Ruby port’s unctuous texture and flavour suggest chocolate. Don’t go for an expensive vintage port – they are dessert by themselves. An inexpensive ruby such as Fonseca Bin 27 (about £16 at Majestic) or Graham’s Six Grapes (about £16.50 at Flagship) pair nicely with cakes, brownies and cookies, even a more intense piece of chocolate.

If roasted nuts are involved, think of a tawny or a madeira. Penfolds Club Tawny from Australia is a terrific bargain around £12, or you could splurge on an aged tawny. Tawnies last a few weeks after opening, moderating the cost a bit (Madeira lasts forever). This is also a good time to break out those port-style stickies you picked up on your visits to local wineries.

Sparkling wine

While I’ve inveighed here about categorical statements against chocolate and wine, I will repeat my favourite maxim that “bubbles go with everything”. Champagne – especially demi-sec, if you can find it – is fantastic with chocolate-covered strawberries (in which the berries are the star).

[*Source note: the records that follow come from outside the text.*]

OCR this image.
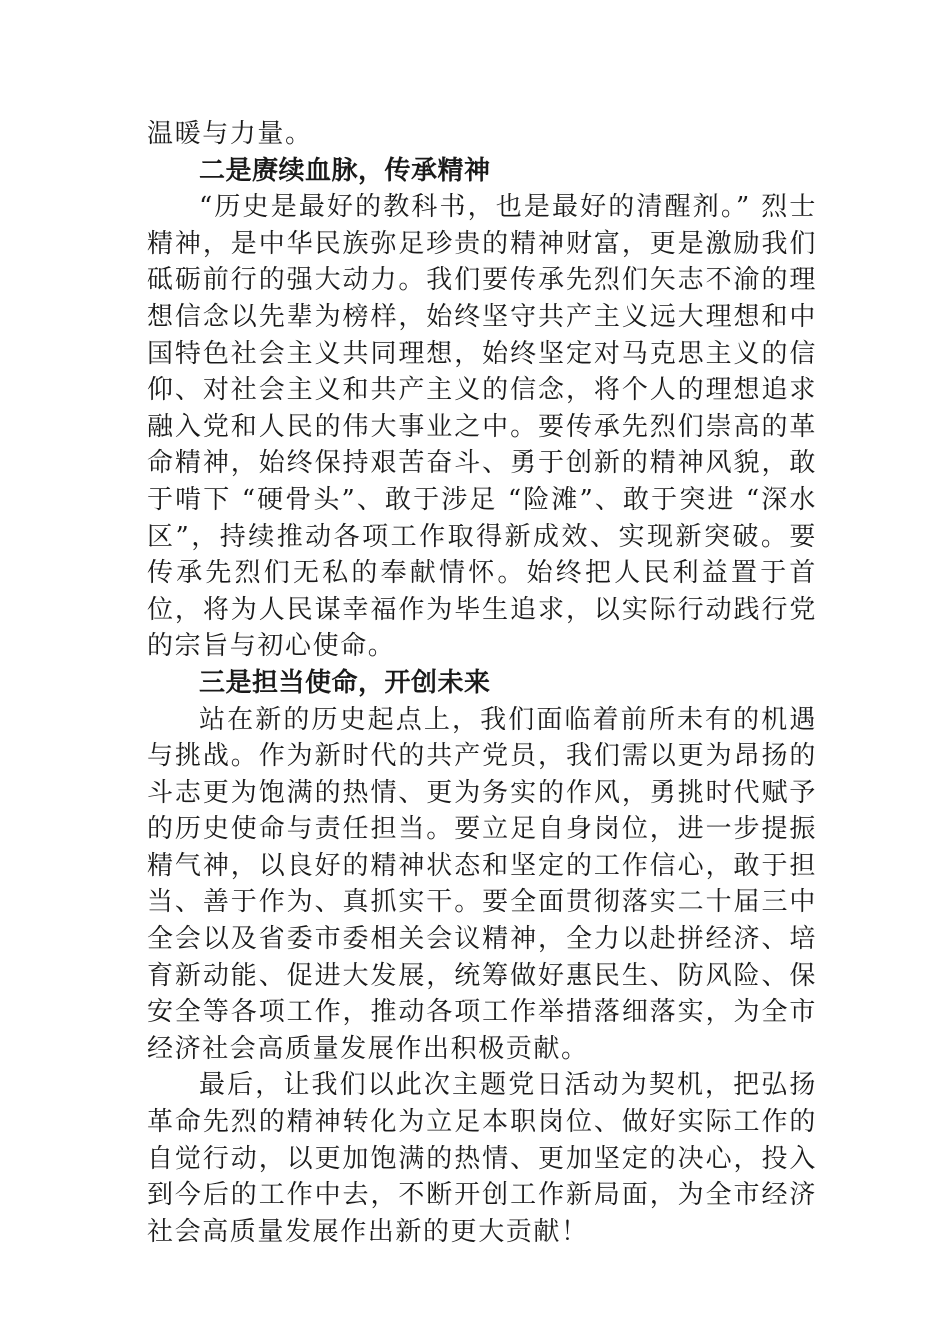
温暖与力量。

二是赓续血脉，传承精神

“历史是最好的教科书，也是最好的清醒剂。” 烈士精神，是中华民族弥足珍贵的精神财富，更是激励我们砥砺前行的强大动力。我们要传承先烈们矢志不渝的理想信念以先辈为榜样，始终坚守共产主义远大理想和中国特色社会主义共同理想，始终坚定对马克思主义的信仰、对社会主义和共产主义的信念，将个人的理想追求融入党和人民的伟大事业之中。要传承先烈们崇高的革命精神，始终保持艰苦奋斗、勇于创新的精神风貌，敢于啃下 “硬骨头”、敢于涉足 “险滩”、敢于突进 “深水区”，持续推动各项工作取得新成效、实现新突破。要传承先烈们无私的奉献情怀。始终把人民利益置于首位，将为人民谋幸福作为毕生追求，以实际行动践行党的宗旨与初心使命。

三是担当使命，开创未来

站在新的历史起点上，我们面临着前所未有的机遇与挑战。作为新时代的共产党员，我们需以更为昂扬的斗志更为饱满的热情、更为务实的作风，勇挑时代赋予的历史使命与责任担当。要立足自身岗位，进一步提振精气神，以良好的精神状态和坚定的工作信心，敢于担当、善于作为、真抓实干。要全面贯彻落实二十届三中全会以及省委市委相关会议精神，全力以赴拼经济、培育新动能、促进大发展，统筹做好惠民生、防风险、保安全等各项工作，推动各项工作举措落细落实，为全市经济社会高质量发展作出积极贡献。

最后，让我们以此次主题党日活动为契机，把弘扬革命先烈的精神转化为立足本职岗位、做好实际工作的自觉行动，以更加饱满的热情、更加坚定的决心，投入到今后的工作中去，不断开创工作新局面，为全市经济社会高质量发展作出新的更大贡献！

The most ideal wine with chocolate desserts may be brachetto d’acqui, an effervescent, slightly sweet red bubbly from northern Italy. The most ubiquitous brand is Banfi Rosa Regale, but your local wine merchant may have some others as well. These are delicious with any chocolate dessert that features raspberries or cherries. The fruit acts as a bridge between the wine and chocolate.

Moscato d’Asti, a sweet fizzy white that tastes of orange blossoms, is another possibility.

Tasting party

For kicks and giggles, have friends each bring a bottle of wine and a chocolate dessert, and decide for yourselves whether they belong together. Just keep the knives for the desserts, not the debate.